Think of it as an industrial-historical variation on the El Niño rains in Los Angeles—where huge storms were suspected of “unearthing more skeletal human remains” in the parched hills outside the city—only here given the horror movie ambience of murderous voids opening up beneath houses, making their abyssal presence felt after long winter nights of darkness and endless rain.

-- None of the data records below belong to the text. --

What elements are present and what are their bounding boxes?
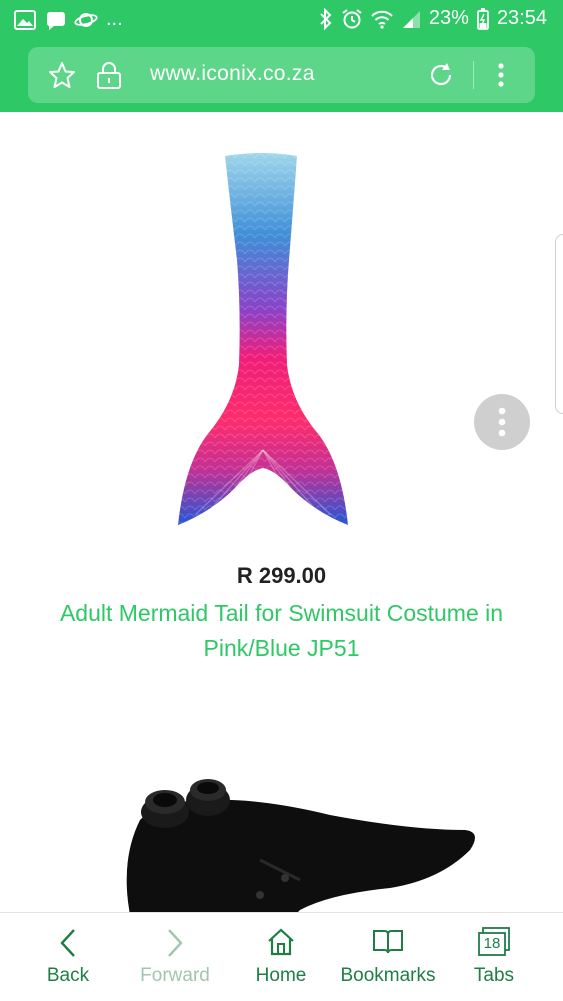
edge-panel-handle[interactable] bbox=[555, 234, 563, 414]
signal-icon bbox=[402, 10, 420, 28]
bluetooth-icon bbox=[320, 7, 332, 30]
status-bar: ... 23% 23:54 bbox=[0, 0, 563, 40]
alarm-icon bbox=[342, 8, 362, 28]
home-button[interactable]: Home bbox=[231, 913, 331, 1001]
browser-top-bar: ... 23% 23:54 www.iconix.co.za bbox=[0, 0, 563, 112]
url-bar-divider bbox=[473, 61, 474, 89]
lock-icon[interactable] bbox=[96, 60, 122, 90]
chevron-left-icon bbox=[60, 929, 75, 957]
home-label: Home bbox=[255, 965, 307, 986]
product-image-monofin[interactable] bbox=[110, 770, 510, 912]
battery-percent: 23% bbox=[428, 7, 469, 29]
battery-icon bbox=[477, 7, 489, 30]
url-text[interactable]: www.iconix.co.za bbox=[150, 62, 315, 86]
book-icon bbox=[373, 930, 403, 954]
bookmark-star-icon[interactable] bbox=[48, 61, 76, 89]
notification-icons: ... bbox=[14, 8, 123, 31]
url-bar[interactable]: www.iconix.co.za bbox=[28, 47, 535, 103]
more-options-icon[interactable] bbox=[493, 61, 509, 89]
product-price: R 299.00 bbox=[236, 563, 327, 588]
back-button[interactable]: Back bbox=[18, 913, 118, 1001]
back-label: Back bbox=[46, 965, 90, 986]
more-notifications-text: ... bbox=[106, 8, 123, 30]
floating-menu-button[interactable] bbox=[474, 394, 530, 450]
planet-icon bbox=[74, 12, 98, 27]
tabs-icon: 18 bbox=[477, 927, 511, 957]
tabs-label: Tabs bbox=[473, 965, 515, 986]
reload-icon[interactable] bbox=[426, 60, 456, 90]
tabs-count: 18 bbox=[483, 935, 501, 952]
product-title-link[interactable]: Adult Mermaid Tail for Swimsuit Costume … bbox=[30, 596, 533, 666]
web-page-content: R 299.00 Adult Mermaid Tail for Swimsuit… bbox=[0, 112, 563, 912]
system-icons: 23% 23:54 bbox=[319, 7, 547, 30]
bottom-nav-bar: Back Forward Home Bookmarks 18 Tabs bbox=[0, 912, 563, 1000]
bookmarks-label: Bookmarks bbox=[340, 965, 436, 986]
product-image-mermaid-tail[interactable] bbox=[165, 150, 365, 535]
more-vert-icon bbox=[498, 407, 506, 437]
chevron-right-icon bbox=[168, 929, 183, 957]
forward-label: Forward bbox=[140, 965, 210, 986]
chat-bubble-icon bbox=[46, 11, 65, 30]
forward-button[interactable]: Forward bbox=[125, 913, 225, 1001]
home-icon bbox=[268, 928, 294, 956]
tabs-button[interactable]: 18 Tabs bbox=[444, 913, 544, 1001]
clock: 23:54 bbox=[496, 7, 547, 29]
gallery-icon bbox=[14, 9, 36, 30]
bookmarks-button[interactable]: Bookmarks bbox=[334, 913, 442, 1001]
wifi-icon bbox=[371, 10, 393, 29]
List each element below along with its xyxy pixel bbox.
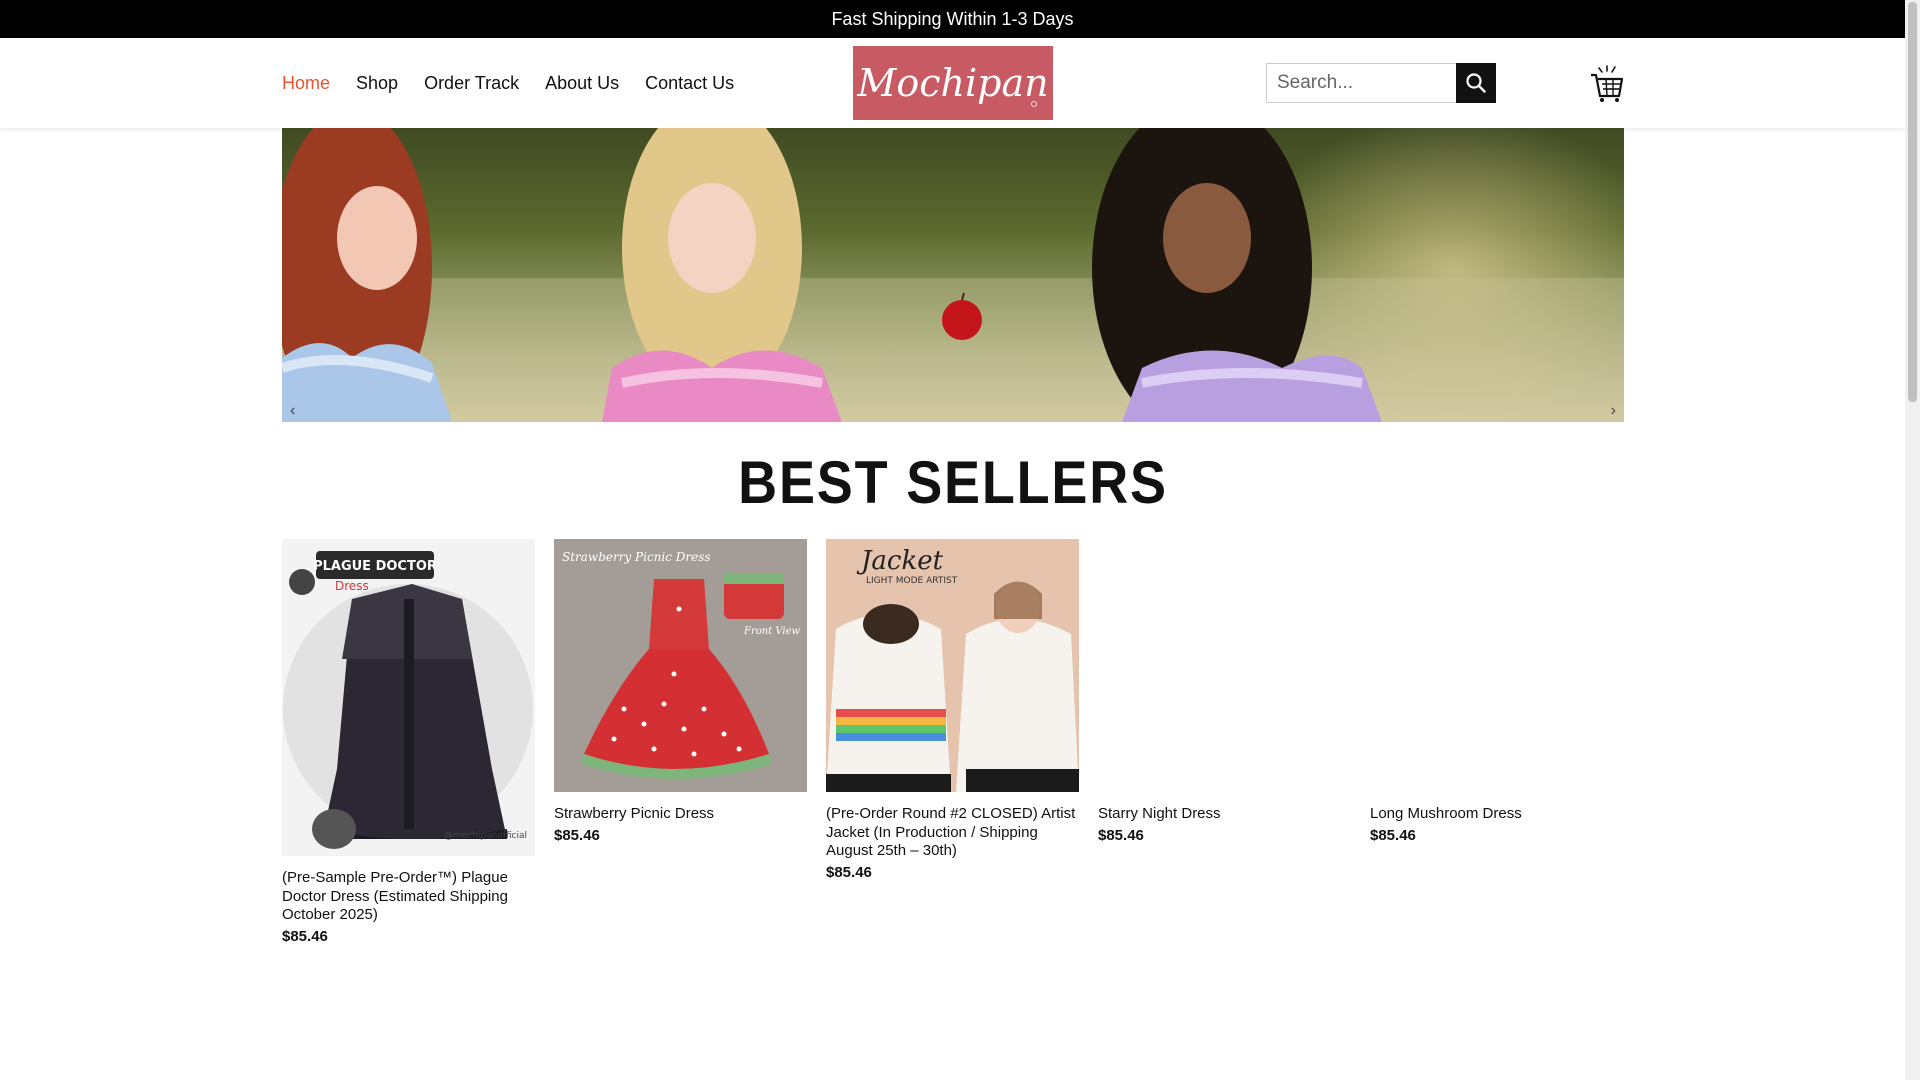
site-header: Home Shop Order Track About Us Contact U… xyxy=(0,38,1905,128)
product-image-strawberry[interactable]: Strawberry Picnic Dress Front View xyxy=(554,539,807,792)
product-price: $85.46 xyxy=(1098,826,1144,844)
search-input[interactable] xyxy=(1266,63,1456,103)
product-name[interactable]: Starry Night Dress xyxy=(1098,805,1351,824)
product-price: $85.46 xyxy=(1370,826,1416,844)
nav-shop[interactable]: Shop xyxy=(356,73,398,94)
svg-text:@mochipanofficial: @mochipanofficial xyxy=(444,831,527,841)
product-name[interactable]: (Pre-Sample Pre-Order™) Plague Doctor Dr… xyxy=(282,869,535,925)
cart-icon xyxy=(1591,65,1624,102)
hero-prev-icon[interactable]: ‹ xyxy=(290,402,295,420)
page-scrollbar[interactable] xyxy=(1905,0,1920,1080)
strawberry-dress-illustration: Strawberry Picnic Dress Front View xyxy=(554,539,807,792)
logo-mark: Mochipan xyxy=(853,46,1053,120)
product-name[interactable]: Long Mushroom Dress xyxy=(1370,805,1623,824)
scrollbar-thumb[interactable] xyxy=(1908,2,1917,402)
svg-text:Strawberry Picnic Dress: Strawberry Picnic Dress xyxy=(562,550,711,564)
hero-image xyxy=(282,128,1624,422)
product-card[interactable]: PLAGUE DOCTOR Dress @mochipanofficial (P… xyxy=(282,539,535,945)
svg-text:Front View: Front View xyxy=(743,626,801,637)
search-button[interactable] xyxy=(1456,63,1496,103)
nav-about-us[interactable]: About Us xyxy=(545,73,619,94)
product-card[interactable]: Starry Night Dress $85.46 xyxy=(1098,539,1351,844)
search-icon xyxy=(1466,73,1486,93)
hero-next-icon[interactable]: › xyxy=(1611,402,1616,420)
product-card[interactable]: Jacket LIGHT MODE ARTIST (Pre-Order Roun… xyxy=(826,539,1079,881)
site-logo[interactable]: Mochipan xyxy=(853,46,1053,120)
nav-order-track[interactable]: Order Track xyxy=(424,73,519,94)
section-title: BEST SELLERS xyxy=(738,449,1168,516)
product-price: $85.46 xyxy=(554,826,600,844)
product-image-long-mushroom[interactable] xyxy=(1370,539,1623,792)
logo-text: Mochipan xyxy=(856,61,1048,105)
product-price: $85.46 xyxy=(826,863,872,881)
search-form xyxy=(1266,63,1496,103)
svg-text:Dress: Dress xyxy=(335,579,369,593)
nav-contact-us[interactable]: Contact Us xyxy=(645,73,734,94)
product-card[interactable]: Strawberry Picnic Dress Front View Straw… xyxy=(554,539,807,844)
plague-doctor-illustration: PLAGUE DOCTOR Dress @mochipanofficial xyxy=(282,539,535,856)
product-name[interactable]: Strawberry Picnic Dress xyxy=(554,805,807,824)
product-image-plague-doctor[interactable]: PLAGUE DOCTOR Dress @mochipanofficial xyxy=(282,539,535,856)
main-nav: Home Shop Order Track About Us Contact U… xyxy=(282,38,734,128)
svg-text:LIGHT MODE ARTIST: LIGHT MODE ARTIST xyxy=(866,576,958,586)
product-name[interactable]: (Pre-Order Round #2 CLOSED) Artist Jacke… xyxy=(826,805,1079,861)
product-image-starry-night[interactable] xyxy=(1098,539,1351,792)
hero-banner[interactable]: ‹ › xyxy=(282,128,1624,422)
product-price: $85.46 xyxy=(282,927,328,945)
svg-text:PLAGUE DOCTOR: PLAGUE DOCTOR xyxy=(313,559,437,574)
announcement-bar: Fast Shipping Within 1-3 Days xyxy=(0,0,1905,38)
product-grid: PLAGUE DOCTOR Dress @mochipanofficial (P… xyxy=(282,539,1624,959)
product-image-artist-jacket[interactable]: Jacket LIGHT MODE ARTIST xyxy=(826,539,1079,792)
product-card[interactable]: Long Mushroom Dress $85.46 xyxy=(1370,539,1623,844)
cart-button[interactable] xyxy=(1589,63,1625,103)
artist-jacket-photo: Jacket LIGHT MODE ARTIST xyxy=(826,539,1079,792)
announcement-text: Fast Shipping Within 1-3 Days xyxy=(831,8,1074,29)
svg-text:Jacket: Jacket xyxy=(856,546,944,576)
nav-home[interactable]: Home xyxy=(282,73,330,94)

In any case, consider joining Subterranea Britannica for a subscription to Subterranea for more sinkhole news.

Secret Tunnels of England

The London Fortean Society, of all people, will be hosting a talk called “Secret Tunnels of England: Folklore and Fact” by Antony Clayton, author of the fascinating book Subterranean City: Beneath the Streets of London, on March 9. “So-called secret tunnels are a subject of perennial interest,” we read. “Are there really labyrinths of hidden passageways under our ancient buildings, towns and cities, or are these tunnel tales another seam of England’s rich folklore?” See, for example, BLDGBLOG’s earlier look at the Peterborough tunnels. There is still time to get on a waiting list for tickets. For what it’s worth, I also referred to Clayton’s book in my recent essay for The Daily Beast about the Hatton Garden heist. (Event originally spotted via @urbigenous).

Burial Grounds

Blogger Andrew Ray of Some Landscapes recently re-read The Wind in the Willows to his son, stumbling on “an intriguing passage that I’d forgotten all about, concerning Badger’s large underground home.” It is a scene where “the idea of the city has been literally buried,” where, “civilisations decline but nature endures,” an underground world of ruined architecture and vaulted halls disguised as forests.